This morning, the Supreme Court heard the big case of its term in the form of Sebelius v. Hobby Lobby, the fight over Obamacare’s contraception mandate. The crafts store, while private and for-profit, is owned by Evangelical Christians who believe birth-control methods like the morning-after pill are the same as abortion and do not wish to cover that option for employees. (The case is combined with a similar suit from Conestoga Wood Specialties, a Mennonite business, which also sued under the 1993 Religious Freedom Restoration Act.) Based on 90 minutes of argument, the experts believe the court — that is to say, Justice Anthony Kennedy — is at least moderately Team Hobby Lobby.
The court “expressed skepticism of the legality of the Obama administration’s refusal to accommodate for-profit companies’ religious objections,” Politico reported. It “signaled on Tuesday it may allow corporations to mount religious objections to government action,” said Reuters. “A divided Supreme Court seemed inclined to agree Tuesday that the religious beliefs of business owners may trump a requirement in President Obama’s Affordable Care Act,” according to the Washington Post. And even MSNBC admitted that Kennedy, typically the deciding vote, “seemed to agree with the conservative Justices.”
The women on the court, not so much. “How does a corporation exercise religion?” asked Justice Sotomayor. “How do we determine when a corporation has that belief? Who says it? The majority of shareholders? The corporate officers? The — is it 51 percent? What happens to the minority? And how much of the business has to be dedicated to religion? 5 percent? 10 percent? 90 percent?”
Justice Kagan worried about the slippery slope: “So another employer comes in, and that employer says, ‘I have a religious objection to sex discrimination laws’; and then another employer comes in, ‘I have a religious objection to minimum wage laws’; and then another, family leave; and then another, child labor laws,” she said. Paul Clement, the attorney for the companies, insisted that that “parade of horribles” would not happen, and that the courts could sort it out.
“Congress has made a judgment and Congress has given a statutory entitlement and that entitlement is to women and includes contraceptive coverage, and when an employer says, No, I don’t want to give that, that woman is quite directly, quite tangibly harmed,” Kagan asserted.

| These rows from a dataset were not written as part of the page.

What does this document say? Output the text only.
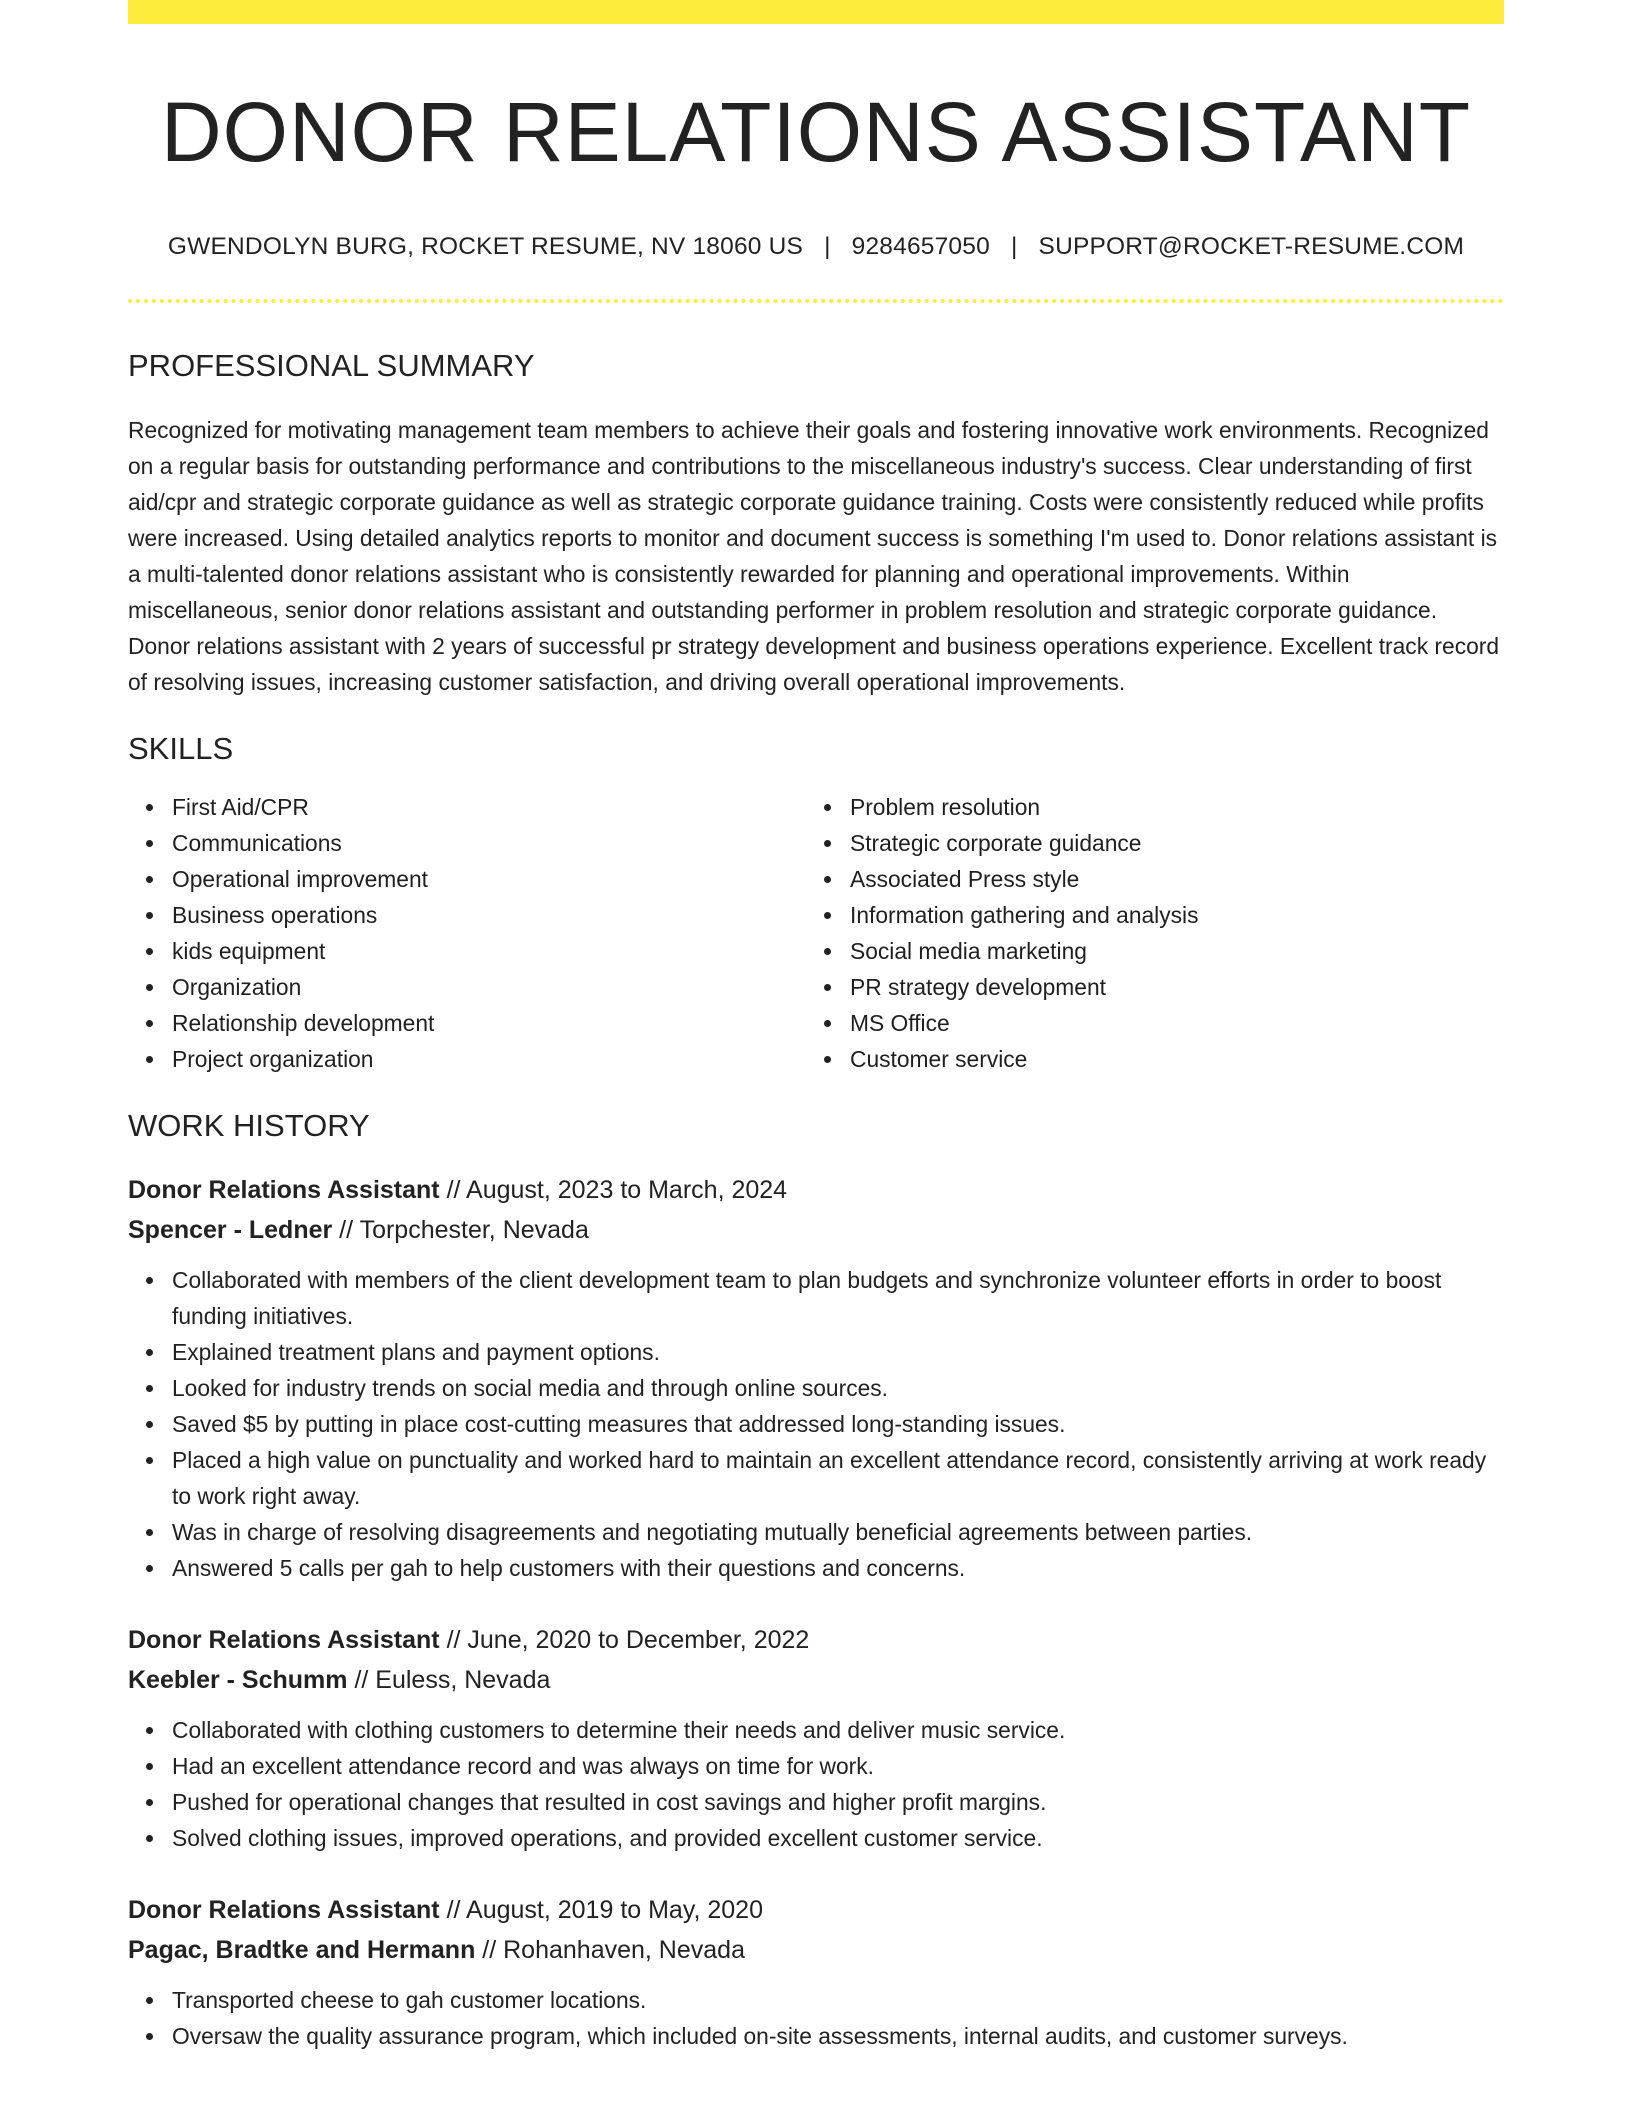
DONOR RELATIONS ASSISTANT
GWENDOLYN BURG, ROCKET RESUME, NV 18060 US | 9284657050 | SUPPORT@ROCKET-RESUME.COM
PROFESSIONAL SUMMARY

Recognized for motivating management team members to achieve their goals and fostering innovative work environments. Recognized on a regular basis for outstanding performance and contributions to the miscellaneous industry's success. Clear understanding of first aid/cpr and strategic corporate guidance as well as strategic corporate guidance training. Costs were consistently reduced while profits were increased. Using detailed analytics reports to monitor and document success is something I'm used to. Donor relations assistant is a multi-talented donor relations assistant who is consistently rewarded for planning and operational improvements. Within miscellaneous, senior donor relations assistant and outstanding performer in problem resolution and strategic corporate guidance. Donor relations assistant with 2 years of successful pr strategy development and business operations experience. Excellent track record of resolving issues, increasing customer satisfaction, and driving overall operational improvements.

SKILLS
First Aid/CPR
Communications
Operational improvement
Business operations
kids equipment
Organization
Relationship development
Project organization
Problem resolution
Strategic corporate guidance
Associated Press style
Information gathering and analysis
Social media marketing
PR strategy development
MS Office
Customer service
WORK HISTORY
Donor Relations Assistant // August, 2023 to March, 2024
Spencer - Ledner // Torpchester, Nevada
Collaborated with members of the client development team to plan budgets and synchronize volunteer efforts in order to boost funding initiatives.
Explained treatment plans and payment options.
Looked for industry trends on social media and through online sources.
Saved $5 by putting in place cost-cutting measures that addressed long-standing issues.
Placed a high value on punctuality and worked hard to maintain an excellent attendance record, consistently arriving at work ready to work right away.
Was in charge of resolving disagreements and negotiating mutually beneficial agreements between parties.
Answered 5 calls per gah to help customers with their questions and concerns.
Donor Relations Assistant // June, 2020 to December, 2022
Keebler - Schumm // Euless, Nevada
Collaborated with clothing customers to determine their needs and deliver music service.
Had an excellent attendance record and was always on time for work.
Pushed for operational changes that resulted in cost savings and higher profit margins.
Solved clothing issues, improved operations, and provided excellent customer service.
Donor Relations Assistant // August, 2019 to May, 2020
Pagac, Bradtke and Hermann // Rohanhaven, Nevada
Transported cheese to gah customer locations.
Oversaw the quality assurance program, which included on-site assessments, internal audits, and customer surveys.
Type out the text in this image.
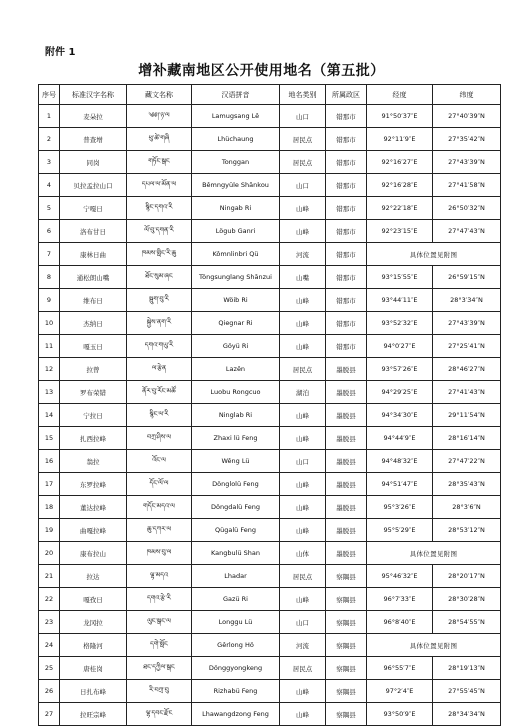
附件 1
增补藏南地区公开使用地名（第五批）
序号	标准汉字名称	藏文名称	汉语拼音	地名类别	所属政区	经度	纬度
1	麦朵拉	༄༅།་ཉ་ལ	Lamugsang Lê	山口	错那市	91°50′37″E	27°40′39″N
2	普查增	ཕུ་ཚེ་གཞི	Lhüchaung	居民点	错那市	92°11′9″E	27°35′42″N
3	同岗	གཏོང་སྒང	Tonggan	居民点	错那市	92°16′27″E	27°43′39″N
4	贝拉孟拉山口	དཔལ་ལ་མོན་ལ	Bêmngyüle Shānkou	山口	错那市	92°16′28″E	27°41′58″N
5	宁嘎日	སྙིང་དགའ་རི	Ningab Ri	山峰	错那市	92°22′18″E	26°50′32″N
6	洛布甘日	ལོ་བུ་དགན་རི	Lögub Ganri	山峰	错那市	92°23′15″E	27°47′43″N
7	康林日曲	ཁམས་གླིང་རི་ཆུ	Kômnlinbri Qü	河流	错那市	具体位置见附图	
8	通松朗山嘴	ཐོང་སུམ་ཞང	Töngsunglang Shānzui	山嘴	错那市	93°15′55″E	26°59′15″N
9	维布日	སྦུག་བུ་རི	Wöib Ri	山峰	错那市	93°44′11″E	28°3′34″N
10	杰纳日	སྐྱེས་ནག་རི	Qiegnar Ri	山峰	错那市	93°52′32″E	27°43′39″N
11	嘎玉日	དགའ་གཡུ་རི	Göyü Ri	山峰	错那市	94°0′27″E	27°25′41″N
12	拉曾	ལ་རྩེན	Lazên	居民点	墨脱县	93°57′26″E	28°46′27″N
13	罗布荣错	ནོར་བུ་རོང་མཚོ	Luobu Rongcuo	湖泊	墨脱县	94°29′25″E	27°41′43″N
14	宁拉日	སྙིང་ལ་རི	Ninglab Ri	山峰	墨脱县	94°34′30″E	29°11′54″N
15	扎西拉峰	བཀྲ་ཤིས་ལ	Zhaxi lü Feng	山峰	墨脱县	94°44′9″E	28°16′14″N
16	翁拉	འོང་ལ	Wêng Lü	山口	墨脱县	94°48′32″E	27°47′22″N
17	东罗拉峰	དོང་ལོ་ལ	Dönglolü Feng	山峰	墨脱县	94°51′47″E	28°35′43″N
18	董达拉峰	གདོང་མདའ་ལ	Döngdalü Feng	山峰	墨脱县	95°3′26″E	28°3′6″N
19	曲嘎拉峰	ཆུ་དཀར་ལ	Qügalü Feng	山峰	墨脱县	95°5′29″E	28°53′12″N
20	康布拉山	ཁམས་བུ་ལ	Kangbulü Shan	山体	墨脱县	具体位置见附图	
21	拉达	ལྷ་མདའ	Lhadar	居民点	察隅县	95°46′32″E	28°20′17″N
22	嘎孜日	དགའ་རྩེ་རི	Gazü Ri	山峰	察隅县	96°7′33″E	28°30′28″N
23	龙冈拉	ལུང་སྒང་ལ	Longgu Lü	山口	察隅县	96°8′40″E	28°54′55″N
24	格隆河	དགེ་སློང	Gêrlong Hö	河流	察隅县	具体位置见附图	
25	唐桂岗	ཐང་དཀྱིལ་སྒང	Dönggyongkeng	居民点	察隅县	96°55′7″E	28°19′13″N
26	日扎布峰	རི་བཀྲ་བུ	Rizhabü Feng	山峰	察隅县	97°2′4″E	27°55′45″N
27	拉旺宗峰	ལྷ་དབང་རྫོང	Lhawangdzong Feng	山峰	察隅县	93°50′9″E	28°34′34″N
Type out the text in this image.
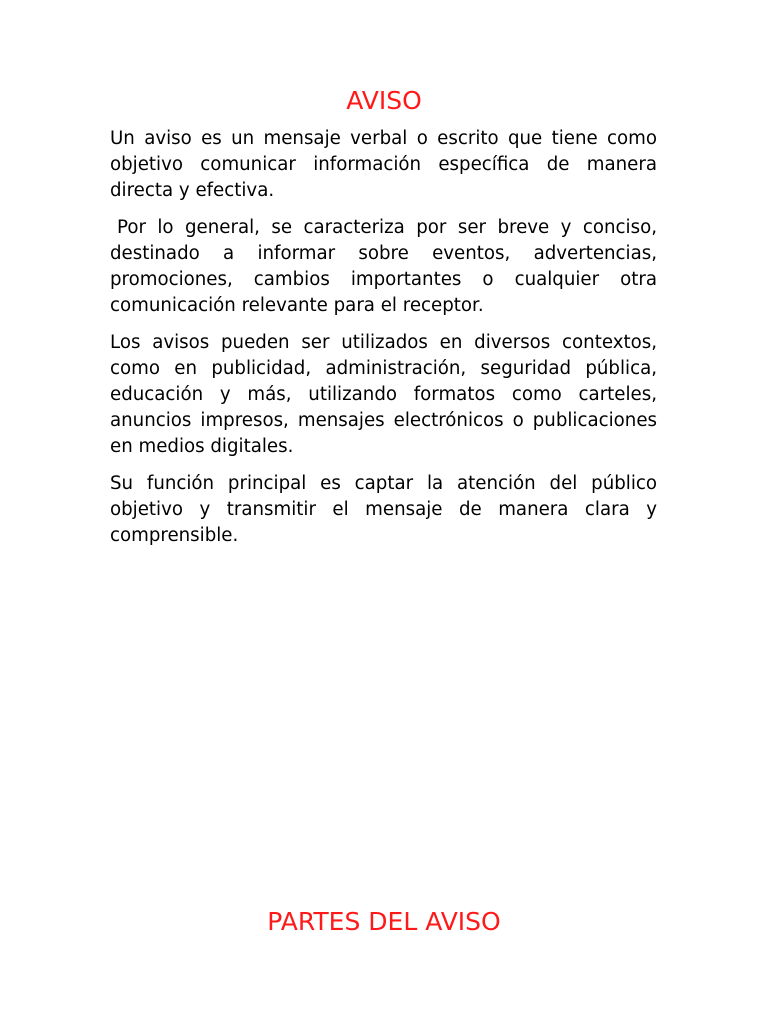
AVISO

Un aviso es un mensaje verbal o escrito que tiene como objetivo comunicar información específica de manera directa y efectiva.

Por lo general, se caracteriza por ser breve y conciso, destinado a informar sobre eventos, advertencias, promociones, cambios importantes o cualquier otra comunicación relevante para el receptor.

Los avisos pueden ser utilizados en diversos contextos, como en publicidad, administración, seguridad pública, educación y más, utilizando formatos como carteles, anuncios impresos, mensajes electrónicos o publicaciones en medios digitales.

Su función principal es captar la atención del público objetivo y transmitir el mensaje de manera clara y comprensible.

PARTES DEL AVISO
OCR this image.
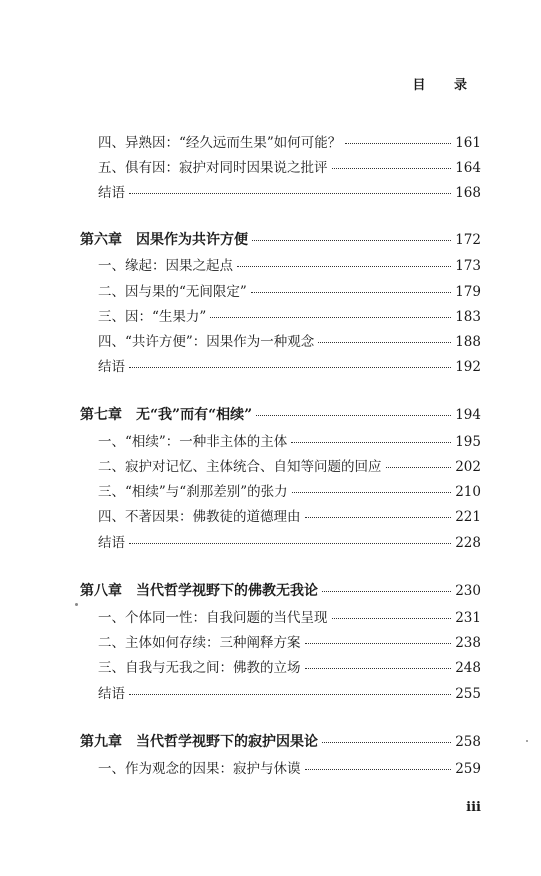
目 录
四、异熟因：“经久远而生果”如何可能？	161
五、俱有因：寂护对同时因果说之批评	164
结语	168
第六章　因果作为共许方便	172
一、缘起：因果之起点	173
二、因与果的“无间限定”	179
三、因：“生果力”	183
四、“共许方便”：因果作为一种观念	188
结语	192
第七章　无“我”而有“相续”	194
一、“相续”：一种非主体的主体	195
二、寂护对记忆、主体统合、自知等问题的回应	202
三、“相续”与“刹那差别”的张力	210
四、不著因果：佛教徒的道德理由	221
结语	228
第八章　当代哲学视野下的佛教无我论	230
一、个体同一性：自我问题的当代呈现	231
二、主体如何存续：三种阐释方案	238
三、自我与无我之间：佛教的立场	248
结语	255
第九章　当代哲学视野下的寂护因果论	258
一、作为观念的因果：寂护与休谟	259
iii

Solicitor General Donald Verrilli Jr. attempted to argue the rights of the employee, who could be denied contraceptive coverage, but birth-control expert Justice Antonin Scalia countered, “You’re talking about, what, three or four birth controls, not all of them, just those that are abortifacient. That’s not terribly expensive stuff, is it?”
(Wrong, said Verrilli, who cited IUDs, “far and away the method of contraception that is most effective, but has the highest upfront cost and creates precisely the kind of cost barrier that the preventive services provision is trying to break down.”)
But Kennedy, likely the key here, challenged Verrilli: “Under your view, a for-profit corporation … could be forced in principle to pay for abortions?” he asked. “Your reasoning would permit that.” A decision is likely to come down by June.